My head is pounding. I drop the boy’s hand, pushing my palms against my temples, as hard as I can. I force myself to breathe until I can get the feelings back under control, just barely. Until the bright whiteness recedes.
Then I open my eyes, gasping.
“Ro—” I can barely speak.
“What is it? What did you get?” Ro moves next to me, but his eyes don’t leave the Sympa.
I don’t know what to tell him. I’ve never felt anything quite like this, and I don’t know how to put it into words, not in a way Ro will understand.

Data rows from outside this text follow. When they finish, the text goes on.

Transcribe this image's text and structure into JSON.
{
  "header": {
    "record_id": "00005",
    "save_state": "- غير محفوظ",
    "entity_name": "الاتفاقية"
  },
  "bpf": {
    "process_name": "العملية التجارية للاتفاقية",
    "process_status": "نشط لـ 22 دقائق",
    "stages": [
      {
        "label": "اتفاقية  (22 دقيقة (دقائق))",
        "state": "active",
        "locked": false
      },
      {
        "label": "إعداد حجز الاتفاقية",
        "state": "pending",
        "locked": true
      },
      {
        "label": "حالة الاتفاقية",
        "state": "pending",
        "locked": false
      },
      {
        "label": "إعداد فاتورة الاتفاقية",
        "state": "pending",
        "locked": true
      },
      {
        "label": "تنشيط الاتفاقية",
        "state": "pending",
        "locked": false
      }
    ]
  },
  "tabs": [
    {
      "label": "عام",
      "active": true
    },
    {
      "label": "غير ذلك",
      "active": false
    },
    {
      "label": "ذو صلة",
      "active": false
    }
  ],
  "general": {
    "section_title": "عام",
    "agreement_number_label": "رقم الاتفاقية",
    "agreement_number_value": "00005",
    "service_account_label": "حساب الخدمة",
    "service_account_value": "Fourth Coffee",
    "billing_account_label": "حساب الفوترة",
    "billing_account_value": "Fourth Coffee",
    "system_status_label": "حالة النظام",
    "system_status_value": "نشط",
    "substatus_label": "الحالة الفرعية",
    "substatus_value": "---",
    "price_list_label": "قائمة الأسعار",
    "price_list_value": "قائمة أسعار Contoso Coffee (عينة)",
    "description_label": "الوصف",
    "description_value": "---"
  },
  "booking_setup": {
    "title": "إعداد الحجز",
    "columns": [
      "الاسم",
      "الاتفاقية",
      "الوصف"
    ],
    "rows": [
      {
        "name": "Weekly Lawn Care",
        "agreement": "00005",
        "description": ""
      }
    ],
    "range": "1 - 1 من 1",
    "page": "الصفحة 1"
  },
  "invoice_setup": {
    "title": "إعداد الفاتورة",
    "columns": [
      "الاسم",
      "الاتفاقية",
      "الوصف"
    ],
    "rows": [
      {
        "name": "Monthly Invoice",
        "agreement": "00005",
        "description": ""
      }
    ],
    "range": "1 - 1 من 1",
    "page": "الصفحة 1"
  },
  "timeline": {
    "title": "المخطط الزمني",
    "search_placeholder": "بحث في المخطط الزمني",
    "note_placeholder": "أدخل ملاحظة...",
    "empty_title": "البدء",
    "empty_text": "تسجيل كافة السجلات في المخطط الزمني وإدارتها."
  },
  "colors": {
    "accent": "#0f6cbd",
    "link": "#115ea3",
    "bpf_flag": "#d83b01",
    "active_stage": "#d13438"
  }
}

Not in a way he wants to hear.
I look more closely at the Sympa. I pull a button from his jacket, yanking it free of the threads that have bound it there. It’s stamped in brass with a logo even a Grass could recognize. A five-sided shape, a pentagon, surrounding Earth. Gold on a field of scarlet. Earth trapped by what looks like a birdcage.

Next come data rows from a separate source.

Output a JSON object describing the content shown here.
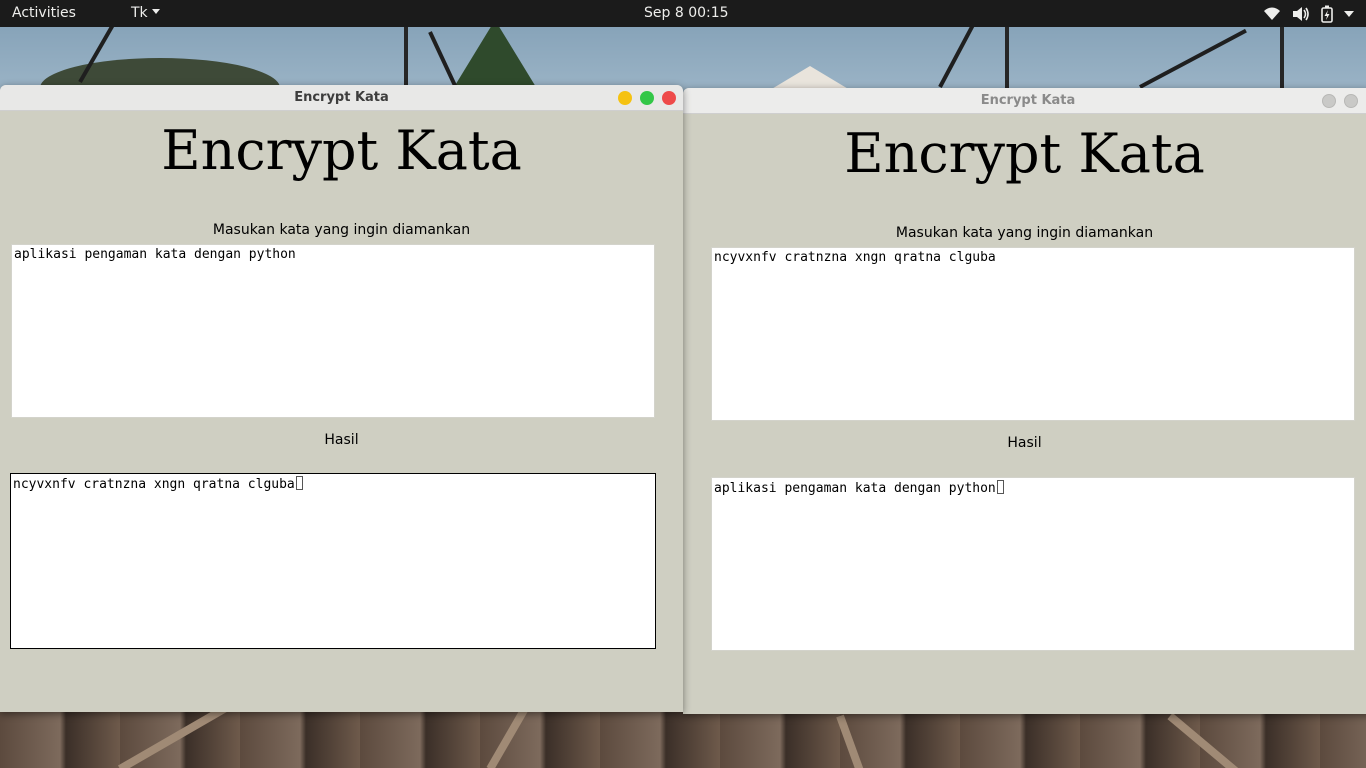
{
  "topbar": {
    "activities": "Activities",
    "app_menu": "Tk",
    "clock": "Sep 8  00:15",
    "tray_icons": [
      "wifi-icon",
      "volume-icon",
      "battery-icon",
      "system-menu-caret"
    ]
  },
  "window_left": {
    "title": "Encrypt Kata",
    "heading": "Encrypt Kata",
    "input_label": "Masukan kata yang ingin diamankan",
    "input_value": "aplikasi pengaman kata dengan python",
    "result_label": "Hasil",
    "result_value": "ncyvxnfv cratnzna xngn qratna clguba",
    "controls": [
      "minimize",
      "maximize",
      "close"
    ],
    "active": true
  },
  "window_right": {
    "title": "Encrypt Kata",
    "heading": "Encrypt Kata",
    "input_label": "Masukan kata yang ingin diamankan",
    "input_value": "ncyvxnfv cratnzna xngn qratna clguba",
    "result_label": "Hasil",
    "result_value": "aplikasi pengaman kata dengan python",
    "controls": [
      "minimize",
      "maximize",
      "close"
    ],
    "active": false
  },
  "colors": {
    "topbar_bg": "#1b1b1b",
    "window_bg": "#cfcfc2",
    "minimize": "#f5c211",
    "maximize": "#33c748",
    "close": "#ee4a4a"
  }
}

The button changes everything.
“He’s not a Sympa.” A sick feeling roils my stomach—and even though I’m speaking to Ro, I can’t rip my eyes away from the button in my hand.
“What are you talking about? Of course he’s a Sympa.Look at him.” Ro sounds annoyed.
“He’s not just a Sympa. He’s from the Ambassador’s office.”
“What?”
I nod, twisting the button between my fingers. Shiny as a gold dig, and worth more than everything I own. The closest we’ve ever come to seeing Ambassador Amare is her face plastered on the side of a car rolling down the Tracks.
Until we met this boy.
The wounded Sympa opens and closes his eyes. They roll back in his head. He’s too beat up to speak, but I think he knows what we are saying.
Ro sits on his heels in the water next to me. He draws his short blade from his belt, the one he only uses to pelt rabbits and split melons at the Mission.
He wavers, looking at me. I kneel next to the boy—because that’s what he is. He may be a Sympa, but he’s also just a boy. Not much older than Ro and me, by the looks of it.
“So this thing—this thing matters to the Ambassador?” He holds the knife to the Sympa’s chin. The Sympa’s eyes open, now wide. “That’s funny, because anything that matters to the Ambassador is pretty much worthless garbage as far as we’re concerned.”